「佳月様。ここからも私が話してよいでしょうかねぇ」
「……ああ」

 佳月様は、ひらりと手を振ってイチさんに託した。彼はまだどこか苦しげで、再び湯呑に手を伸ばして喉を潤している。 

「先ほど、佳月様が目にした下沢村は、綾目様が生贄にされた翌朝でした」
「え?」

 ここへ来てもうずいぶん時間が経つというのに、もとの世界ではわずかひと晩しか経過していないらしい。予想外の話に、とっさに意味が理解できなかった。

「ええ、ええ。驚かれるのも無理ありませんね。時間のずれは常に変化してるんですよ」

 つまり、ここでまた同じだけの時間を過ごしたとしても、現世で進む時間は必ずしもひと晩程度とは限らないらしい。

「ここは、佳月様の心に、時間の流れが左右されますからねぇ」

 なんでもないように話すイチさんに、言葉をなくす。

「翌朝になって、村人たちは再び神社に集まっておりました。ええ、ええ。私も先ほどその様子を見せてもらいましたからね、間違いありませんよ」

 お茶を用意しているわずかな間に、やりとりをしたのだろう。どうやって見るのか気になるが、私の踏み込んでよい領域ではなさそうだ。

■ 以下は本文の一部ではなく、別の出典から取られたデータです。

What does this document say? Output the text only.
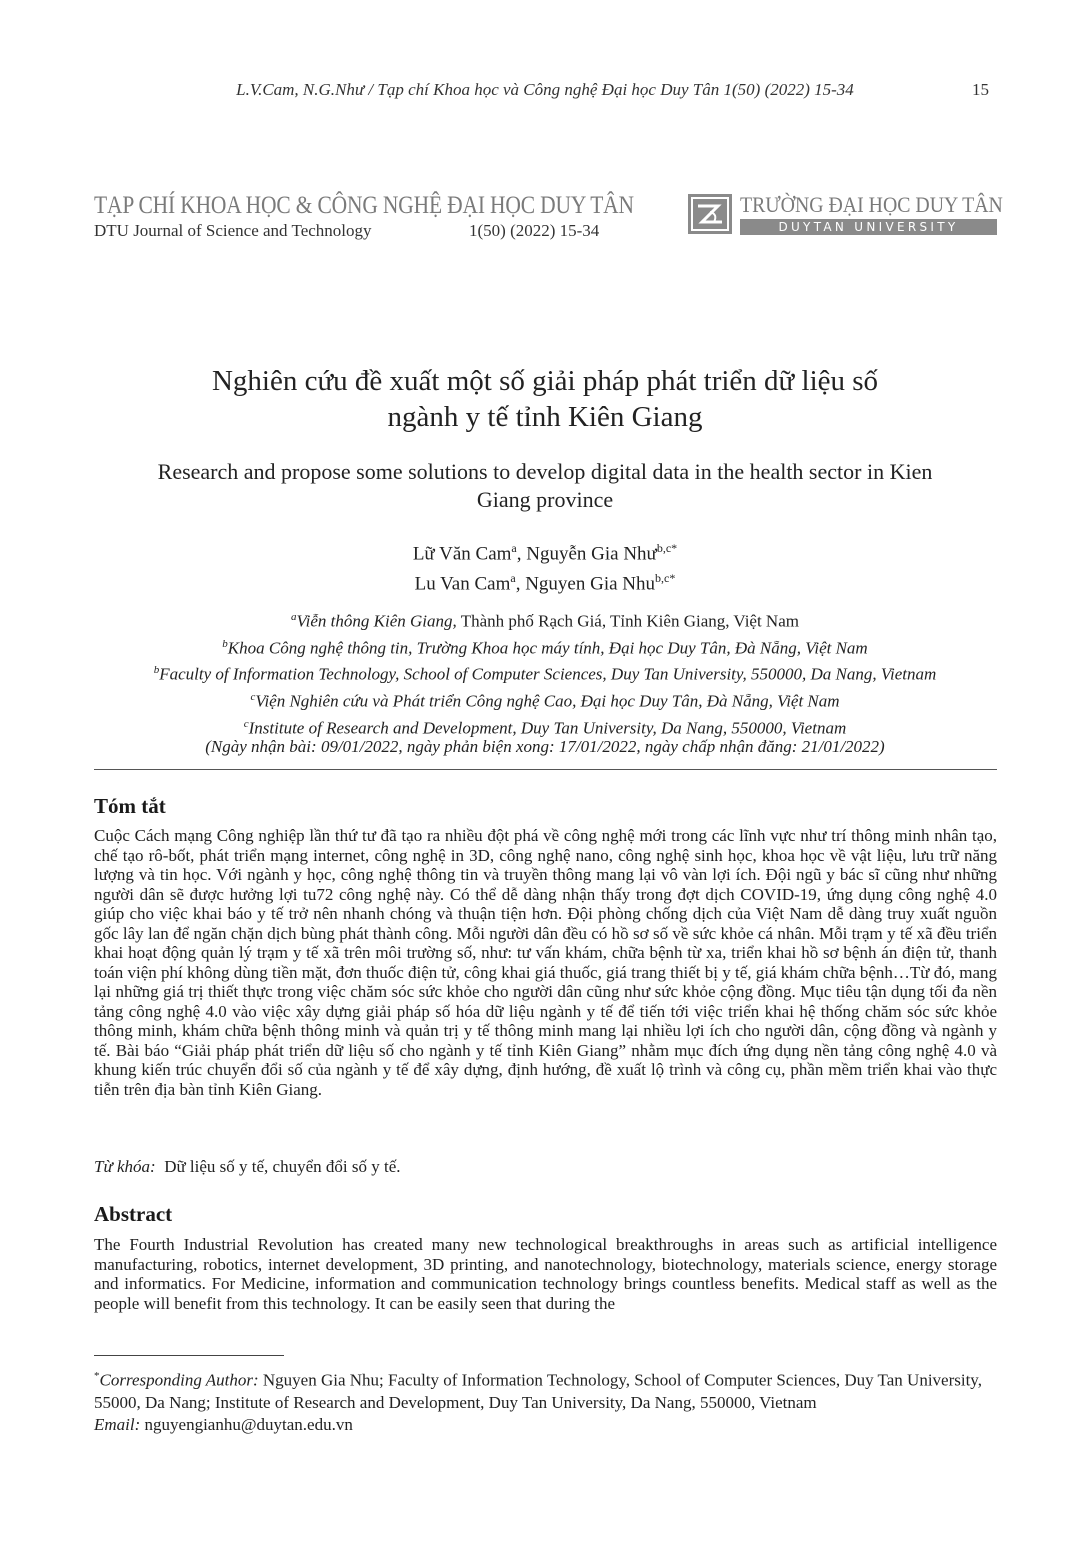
L.V.Cam, N.G.Như / Tạp chí Khoa học và Công nghệ Đại học Duy Tân 1(50) (2022) 15-34	15
TẠP CHÍ KHOA HỌC & CÔNG NGHỆ ĐẠI HỌC DUY TÂN
DTU Journal of Science and Technology	1(50) (2022) 15-34
TRƯỜNG ĐẠI HỌC DUY TÂN
DUYTAN UNIVERSITY
Nghiên cứu đề xuất một số giải pháp phát triển dữ liệu số
ngành y tế tỉnh Kiên Giang
Research and propose some solutions to develop digital data in the health sector in Kien
Giang province
Lữ Văn Cam$^a$, Nguyễn Gia Như$^{b,c*}$
Lu Van Cam$^a$, Nguyen Gia Nhu$^{b,c*}$
$^a$Viễn thông Kiên Giang, Thành phố Rạch Giá, Tỉnh Kiên Giang, Việt Nam
$^b$Khoa Công nghệ thông tin, Trường Khoa học máy tính, Đại học Duy Tân, Đà Nẵng, Việt Nam
$^b$Faculty of Information Technology, School of Computer Sciences, Duy Tan University, 550000, Da Nang, Vietnam
$^c$Viện Nghiên cứu và Phát triển Công nghệ Cao, Đại học Duy Tân, Đà Nẵng, Việt Nam
$^c$Institute of Research and Development, Duy Tan University, Da Nang, 550000, Vietnam
(Ngày nhận bài: 09/01/2022, ngày phản biện xong: 17/01/2022, ngày chấp nhận đăng: 21/01/2022)
Tóm tắt
Cuộc Cách mạng Công nghiệp lần thứ tư đã tạo ra nhiều đột phá về công nghệ mới trong các lĩnh vực như trí thông minh nhân tạo, chế tạo rô-bốt, phát triển mạng internet, công nghệ in 3D, công nghệ nano, công nghệ sinh học, khoa học về vật liệu, lưu trữ năng lượng và tin học. Với ngành y học, công nghệ thông tin và truyền thông mang lại vô vàn lợi ích. Đội ngũ y bác sĩ cũng như những người dân sẽ được hưởng lợi tu72 công nghệ này. Có thể dễ dàng nhận thấy trong đợt dịch COVID-19, ứng dụng công nghệ 4.0 giúp cho việc khai báo y tế trở nên nhanh chóng và thuận tiện hơn. Đội phòng chống dịch của Việt Nam dễ dàng truy xuất nguồn gốc lây lan để ngăn chặn dịch bùng phát thành công. Mỗi người dân đều có hồ sơ số về sức khỏe cá nhân. Mỗi trạm y tế xã đều triển khai hoạt động quản lý trạm y tế xã trên môi trường số, như: tư vấn khám, chữa bệnh từ xa, triển khai hồ sơ bệnh án điện tử, thanh toán viện phí không dùng tiền mặt, đơn thuốc điện tử, công khai giá thuốc, giá trang thiết bị y tế, giá khám chữa bệnh…Từ đó, mang lại những giá trị thiết thực trong việc chăm sóc sức khỏe cho người dân cũng như sức khỏe cộng đồng. Mục tiêu tận dụng tối đa nền tảng công nghệ 4.0 vào việc xây dựng giải pháp số hóa dữ liệu ngành y tế để tiến tới việc triển khai hệ thống chăm sóc sức khỏe thông minh, khám chữa bệnh thông minh và quản trị y tế thông minh mang lại nhiều lợi ích cho người dân, cộng đồng và ngành y tế. Bài báo “Giải pháp phát triển dữ liệu số cho ngành y tế tỉnh Kiên Giang” nhằm mục đích ứng dụng nền tảng công nghệ 4.0 và khung kiến trúc chuyển đổi số của ngành y tế để xây dựng, định hướng, đề xuất lộ trình và công cụ, phần mềm triển khai vào thực tiễn trên địa bàn tỉnh Kiên Giang.
Từ khóa: Dữ liệu số y tế, chuyển đổi số y tế.
Abstract
The Fourth Industrial Revolution has created many new technological breakthroughs in areas such as artificial intelligence manufacturing, robotics, internet development, 3D printing, and nanotechnology, biotechnology, materials science, energy storage and informatics. For Medicine, information and communication technology brings countless benefits. Medical staff as well as the people will benefit from this technology. It can be easily seen that during the
*Corresponding Author: Nguyen Gia Nhu; Faculty of Information Technology, School of Computer Sciences, Duy Tan University, 55000, Da Nang; Institute of Research and Development, Duy Tan University, Da Nang, 550000, Vietnam
Email: nguyengianhu@duytan.edu.vn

「社殿の中に、綾目様がいないと気づいた彼らは、なにがあったのかと訝しんでましたねぇ。それから、梶原家の人間が……ああ、こちらはご夫妻だけおられましたよ」

 当然、昭人や公佳が来るとは思わない。

「おふたりが、綾目様は帰ってきていないと言えば、『それでは、あの娘は逃げたのか』とその場が騒然としました」

 そう思われても仕方のない状況かもしれないが、ほんの数カ月前に来たばかりのよそ者になにを期待しているというのだろうか。自分たちの村の話なのに、抵抗もできない私にすべてを背負わせ過ぎだ。

 無責任な彼らの行いや、心配のひとつもされないのかというやるせなさに、手をぎゅっと握りしめる。どうして私は、あの人たちのために命を脅かされなければならなかったのか。当時は心が麻痺して少しの反抗もなく受け入れていたが、今はその理不尽な扱いに憤りを覚える。

 あのとき、もしイチさんが助けてくれなかったら、私は佳月様に会うこともなかっただろう。

「ええ、ええ。綾目様の苦しみは、私もよぉくわかります」

 労わるようなイチさんの声音に、うつむいていた顔を上げた。さっきまで厳しい表情をしていた佳月様だったが、今は私に探るような視線を向けてくる。